Medizinische Vorsorgeuntersuchung von Sporttauchern

Untersuchungsvorgang:komplette Anamnese, Ganzkörper Status, Untersuchung des Hals-, Nasen-, Ohren- Traktes unter besonderer Berücksichtigung der freien Tubenbelüftung.

Ruhe- EKG

Spirometrie mit Erfassung von mindestens der Vitalkapazität, des Einsekundenvolumens und des Quotienten beider Werte. Ergometrie: obligat ab dem 40. Lebensjahr, bei nachweislich guter körperlicher Leistungsfähigkeit kann bei unter 40-jährigen darauf verzichtet werden.

Eine Röntgenaufnahme der Thoraxorgane wird bei der Erstuntersuchung nicht mehr obligat gefordert, bei Auffälligkeiten in der Anamnese oder in anderen Untersuchungsbefunden sollte die Indikation großzügig gestellt werden.

Die Untersuchung wird bei unter 40-Jährigen alle drei Jahre und danach jährlich wiederholt.

Systematik tauchbezogener Erkrankungen:

Abtauchphase mit Beginn der Exposition gegenüber einem erhöhten Umgebungsdruck und Beginn der Stickstoffaufnahme in den Körpergeweben.
Medizinische Probleme: Barotraumata im Bereich von Mittelohr, Nasennebenhöhlen und Innenohr.

Phase konstanten oder wechselnd großen Überdrucks mit weiterer Stickstoffaufnahme.
Medizinische Probleme: Inertgasnarkose (Tiefenrausch), Sauerstoffintoxikation, Intoxikation durch Atemgasverunreinigungen mit CO oder CO2.

Auftauchphase mit Reduktion des Umgebungsdruck und Stickstoff- Abgabe.
Medizinische Probleme:Barotraumata der Lunge mit der Folge Pneumothorax, Pneumomediastinum und / oder arterieller Gasembolie, Dekompressionskrankheit (Caissonskrankheit).

Ausschlusskriterien vom Tauchsport:

Tubenbelüftungsstörungen und Verlegung der Nasennebenhöhlenostien

relevante obstruktive Ventilationsstörungen mit forcierter 1 s Kapazität < 80 Prozent des Sollwertes, der Quotient FEV1/VC sollte unter Berücksichtigung der Soll- VC einen Wert von mindestens 0,7 nicht unterschreiten.

relevante restriktive Ventilationsstörungen

mit Vitalkapazität < 80 Prozent des Soll Wertes. Struktur Anomalien des Lungenparenchyms, zum Beispiel auch asymptomatische Rundherde nach alter Tuberkulose und andere

Epilepsie:

relative Kontraindikation bei Patienten mit fünfjähriger Anfallsfreiheit ohne medikamentöse Therapie und ohne EEG Auffälligkeiten. Gelegenheitskrampf nur bei normalen EEG und Epilepsieausschluss unbedenklich.

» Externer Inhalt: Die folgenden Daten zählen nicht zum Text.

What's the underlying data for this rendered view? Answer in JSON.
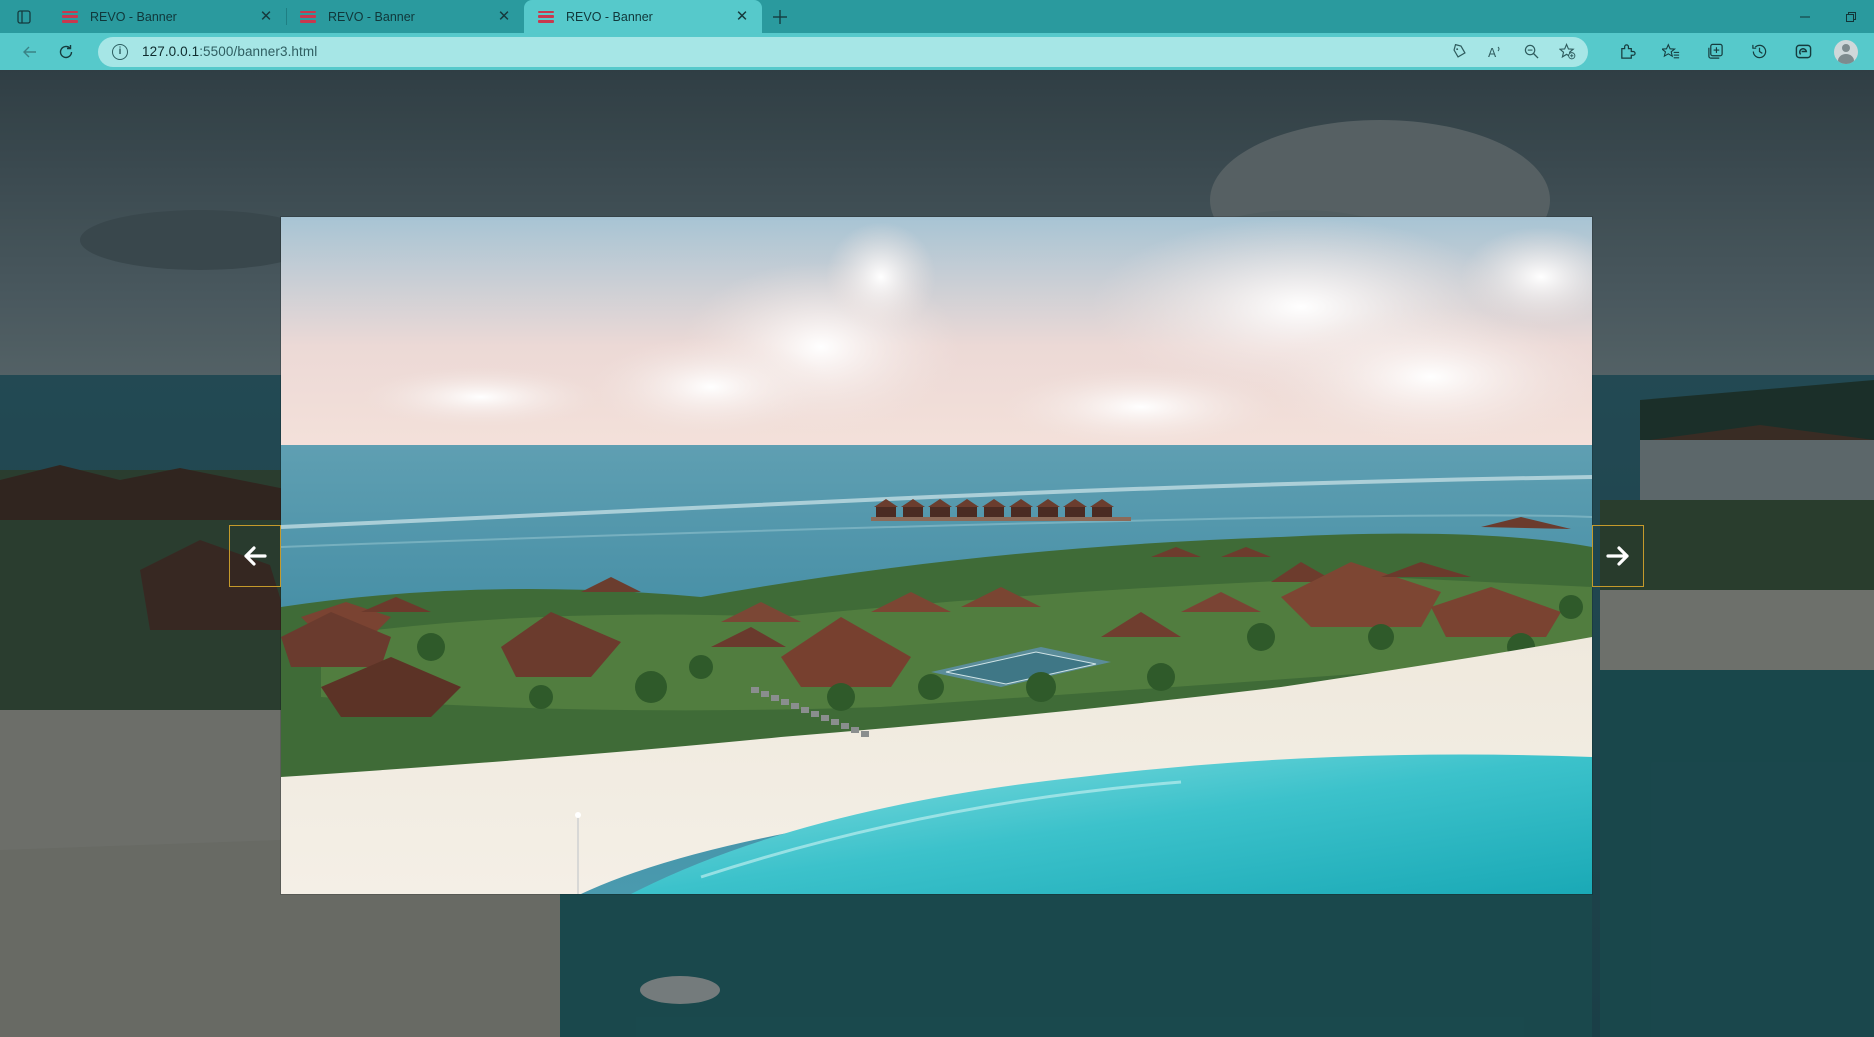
{
  "browser": {
    "tabs": [
      {
        "title": "REVO - Banner",
        "active": false
      },
      {
        "title": "REVO - Banner",
        "active": false
      },
      {
        "title": "REVO - Banner",
        "active": true
      }
    ],
    "address": {
      "host": "127.0.0.1",
      "path": ":5500/banner3.html"
    }
  },
  "icons": {
    "tab_actions": "tab-actions-icon",
    "favicon": "revo-hamburger-icon",
    "close": "close-icon",
    "new_tab": "plus-icon",
    "back": "back-arrow-icon",
    "reload": "reload-icon",
    "site_info": "info-icon",
    "omnibox": [
      "tag-icon",
      "read-aloud-icon",
      "zoom-out-icon",
      "favorite-add-icon"
    ],
    "toolbar": [
      "extensions-icon",
      "favorites-icon",
      "collections-icon",
      "history-icon",
      "edge-copilot-icon"
    ],
    "profile": "profile-avatar-icon",
    "slider_prev": "arrow-left-icon",
    "slider_next": "arrow-right-icon"
  },
  "colors": {
    "tabbar": "#2a9a9e",
    "toolbar": "#56c9cb",
    "omnibox": "#a6e6e6",
    "arrow_border": "#c59a2b",
    "favicon": "#c8384e"
  },
  "banner": {
    "image_description_icon": "tropical-resort-aerial-image"
  }
}
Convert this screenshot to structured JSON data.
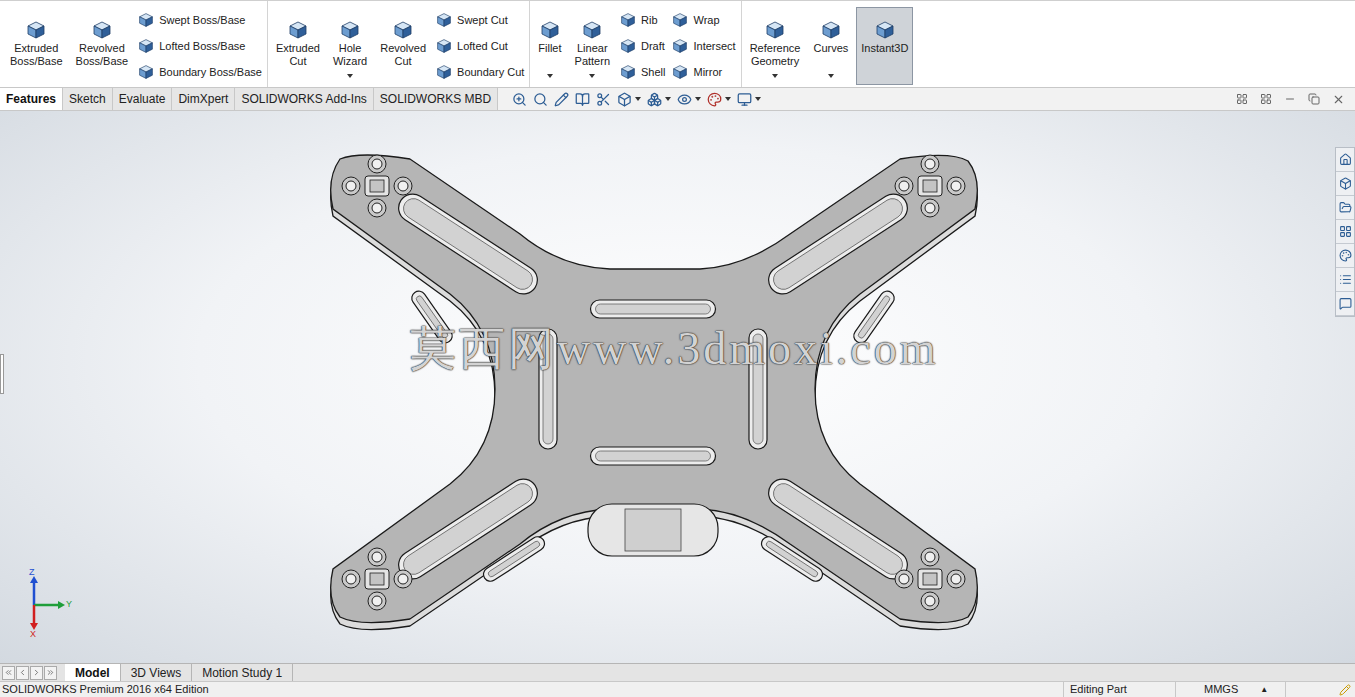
{
  "ribbon": {
    "groups": [
      {
        "items": [
          {
            "kind": "large",
            "label": [
              "Extruded",
              "Boss/Base"
            ],
            "dropdown": false,
            "selected": false
          },
          {
            "kind": "large",
            "label": [
              "Revolved",
              "Boss/Base"
            ],
            "dropdown": false,
            "selected": false
          },
          {
            "kind": "stack",
            "items": [
              {
                "label": "Swept Boss/Base"
              },
              {
                "label": "Lofted Boss/Base"
              },
              {
                "label": "Boundary Boss/Base"
              }
            ]
          }
        ]
      },
      {
        "items": [
          {
            "kind": "large",
            "label": [
              "Extruded",
              "Cut"
            ],
            "dropdown": false,
            "selected": false
          },
          {
            "kind": "large",
            "label": [
              "Hole",
              "Wizard"
            ],
            "dropdown": true,
            "selected": false
          },
          {
            "kind": "large",
            "label": [
              "Revolved",
              "Cut"
            ],
            "dropdown": false,
            "selected": false
          },
          {
            "kind": "stack",
            "items": [
              {
                "label": "Swept Cut"
              },
              {
                "label": "Lofted Cut"
              },
              {
                "label": "Boundary Cut"
              }
            ]
          }
        ]
      },
      {
        "items": [
          {
            "kind": "large",
            "label": [
              "Fillet"
            ],
            "dropdown": true,
            "selected": false
          },
          {
            "kind": "large",
            "label": [
              "Linear",
              "Pattern"
            ],
            "dropdown": true,
            "selected": false
          },
          {
            "kind": "stack",
            "items": [
              {
                "label": "Rib"
              },
              {
                "label": "Draft"
              },
              {
                "label": "Shell"
              }
            ]
          },
          {
            "kind": "stack",
            "items": [
              {
                "label": "Wrap"
              },
              {
                "label": "Intersect"
              },
              {
                "label": "Mirror"
              }
            ]
          }
        ]
      },
      {
        "items": [
          {
            "kind": "large",
            "label": [
              "Reference",
              "Geometry"
            ],
            "dropdown": true,
            "selected": false
          },
          {
            "kind": "large",
            "label": [
              "Curves"
            ],
            "dropdown": true,
            "selected": false
          },
          {
            "kind": "large",
            "label": [
              "Instant3D"
            ],
            "dropdown": false,
            "selected": true
          }
        ]
      }
    ]
  },
  "command_tabs": [
    {
      "label": "Features",
      "selected": true
    },
    {
      "label": "Sketch",
      "selected": false
    },
    {
      "label": "Evaluate",
      "selected": false
    },
    {
      "label": "DimXpert",
      "selected": false
    },
    {
      "label": "SOLIDWORKS Add-Ins",
      "selected": false
    },
    {
      "label": "SOLIDWORKS MBD",
      "selected": false
    }
  ],
  "viewport": {
    "watermark": "莫西网www.3dmoxi.com",
    "triad": [
      {
        "label": "Z",
        "color": "#1f4fd1"
      },
      {
        "label": "Y",
        "color": "#1f9e3a"
      },
      {
        "label": "X",
        "color": "#d11f1f"
      }
    ]
  },
  "bottom_tabs": [
    {
      "label": "Model",
      "selected": true
    },
    {
      "label": "3D Views",
      "selected": false
    },
    {
      "label": "Motion Study 1",
      "selected": false
    }
  ],
  "status_bar": {
    "edition": "SOLIDWORKS Premium 2016 x64 Edition",
    "mode": "Editing Part",
    "units": "MMGS",
    "units_arrow": "▲"
  }
}
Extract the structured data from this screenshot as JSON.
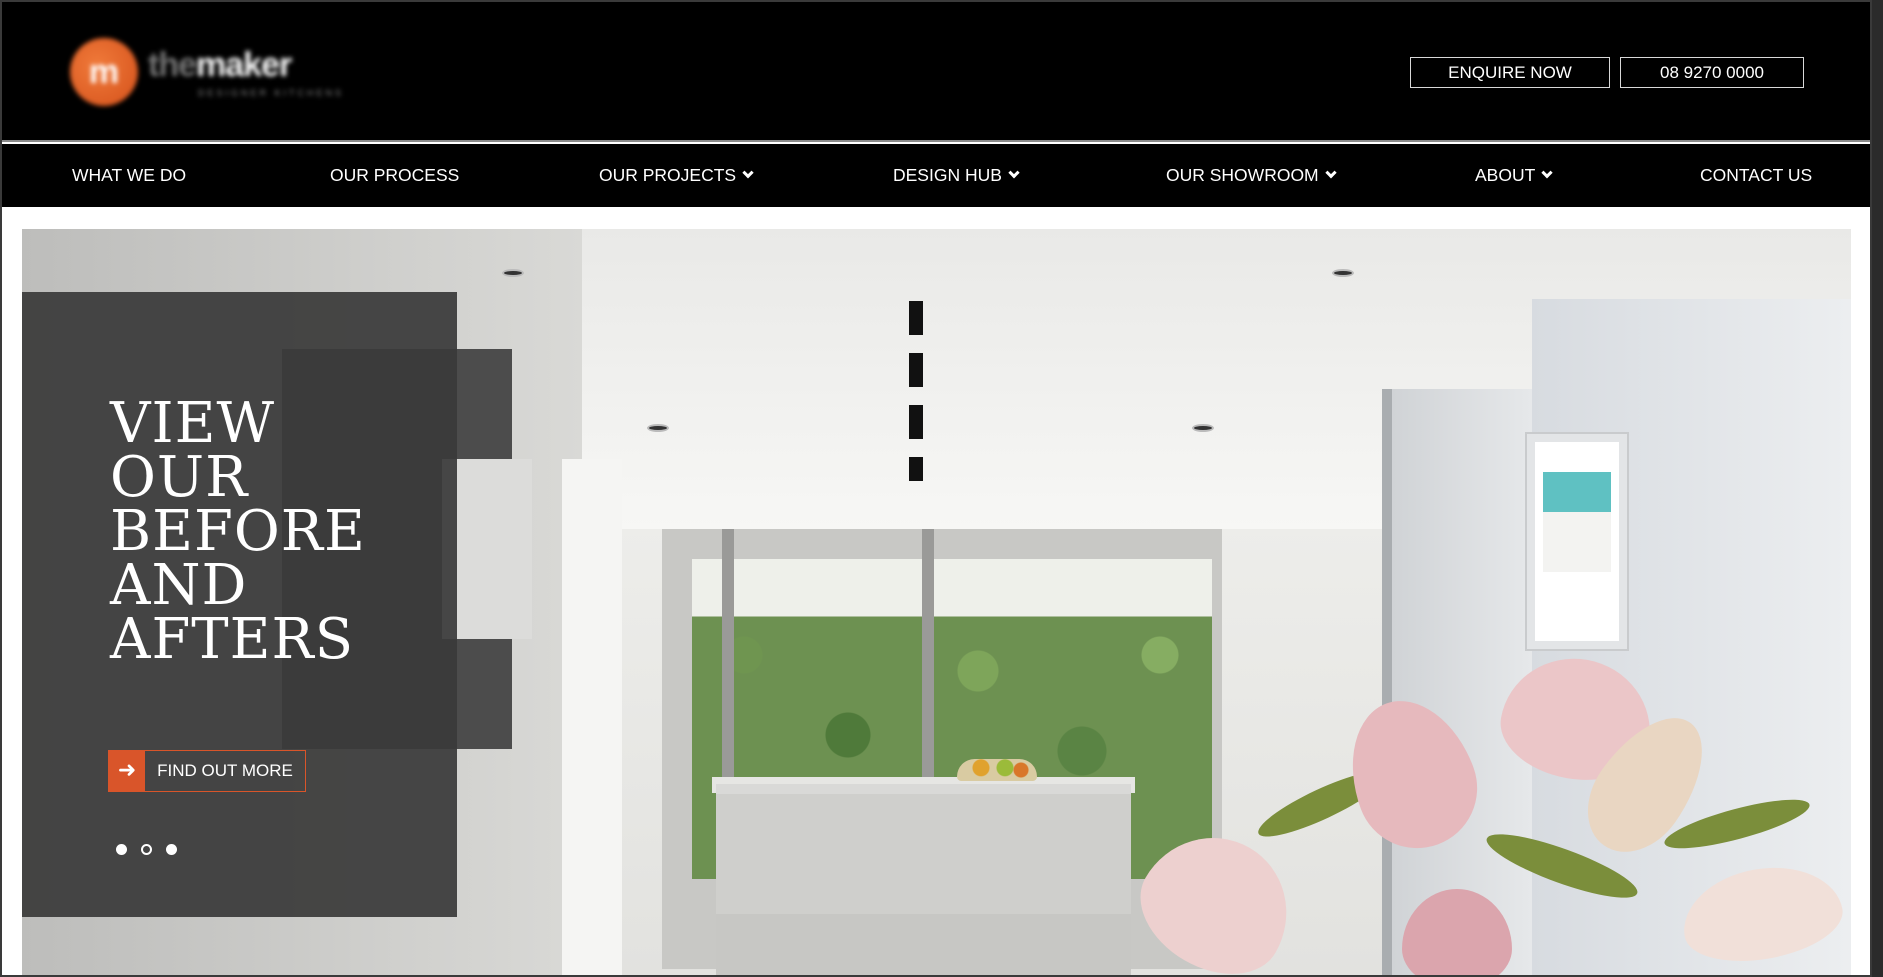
{
  "header": {
    "logo_name": "themaker",
    "logo_highlight": "the",
    "logo_rest": "maker",
    "logo_mark": "m",
    "logo_tagline": "DESIGNER KITCHENS",
    "enquire_label": "ENQUIRE NOW",
    "phone_label": "08 9270 0000"
  },
  "nav": {
    "items": [
      {
        "label": "WHAT WE DO",
        "dropdown": false
      },
      {
        "label": "OUR PROCESS",
        "dropdown": false
      },
      {
        "label": "OUR PROJECTS",
        "dropdown": true
      },
      {
        "label": "DESIGN HUB",
        "dropdown": true
      },
      {
        "label": "OUR SHOWROOM",
        "dropdown": true
      },
      {
        "label": "ABOUT",
        "dropdown": true
      },
      {
        "label": "CONTACT US",
        "dropdown": false
      }
    ]
  },
  "hero": {
    "headline_lines": [
      "VIEW",
      "OUR",
      "BEFORE",
      "AND",
      "AFTERS"
    ],
    "cta_label": "FIND OUT MORE",
    "cta_icon": "arrow-right-icon",
    "slides_total": 3,
    "slide_active": 2
  },
  "colors": {
    "accent": "#d9552a",
    "header_bg": "#000000",
    "overlay_bg": "#3a3a3a"
  }
}
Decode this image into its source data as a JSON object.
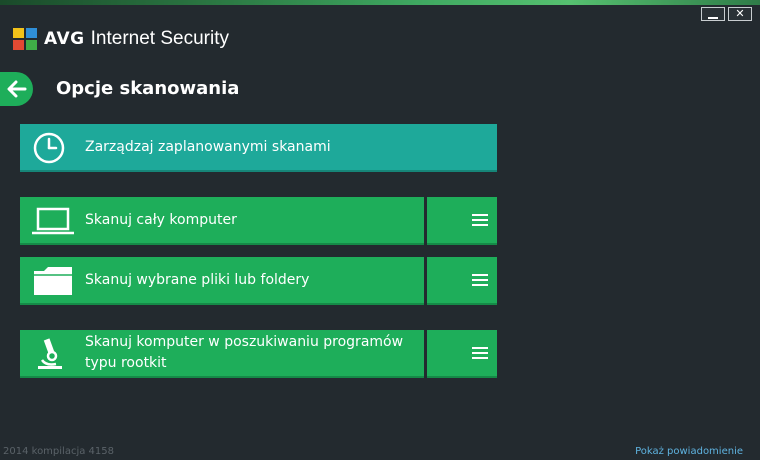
{
  "window": {
    "minimize_icon": "minimize-icon",
    "close_symbol": "✕"
  },
  "brand": {
    "logo_text": "AVG",
    "product": "Internet Security"
  },
  "header": {
    "back_icon": "arrow-left-icon",
    "title": "Opcje skanowania"
  },
  "scan_options": [
    {
      "label": "Zarządzaj zaplanowanymi skanami",
      "icon": "clock-icon",
      "color": "#1ea99a"
    },
    {
      "label": "Skanuj cały komputer",
      "icon": "laptop-icon",
      "color": "#1eae5a",
      "menu_icon": "hamburger-menu-icon"
    },
    {
      "label": "Skanuj wybrane pliki lub foldery",
      "icon": "folder-icon",
      "color": "#1eae5a",
      "menu_icon": "hamburger-menu-icon"
    },
    {
      "label": "Skanuj komputer w poszukiwaniu programów\ntypu rootkit",
      "icon": "microscope-icon",
      "color": "#1eae5a",
      "menu_icon": "hamburger-menu-icon"
    }
  ],
  "footer": {
    "version": "2014  kompilacja 4158",
    "link": "Pokaż powiadomienie"
  },
  "colors": {
    "background": "#232a2f",
    "accent_green": "#1eae5a",
    "accent_teal": "#1ea99a",
    "link": "#5fb3e0"
  }
}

Träger von implantierten Geräten

(Herzschrittmacher, Insulin Pumpen und anderen): Tauchen nur dann möglich, wenn für das individuell beim Patienten implantierten System ein Restrisiko ausgeschlossen werden kann. Dies ist z.B. bei Herzschrittmacher zur Zeit nicht möglich, so dass entsprechenden Patienten vom Tauchen abgeraten werden muss.

Psychosen, Suizidalität, bekannte Tendenz zu Panikreaktion, Sucht, Krankheiten ungenügende Schwimmfähigkeit und erhebliche Einschränkung der körperlichen Leistungsfähigkeit.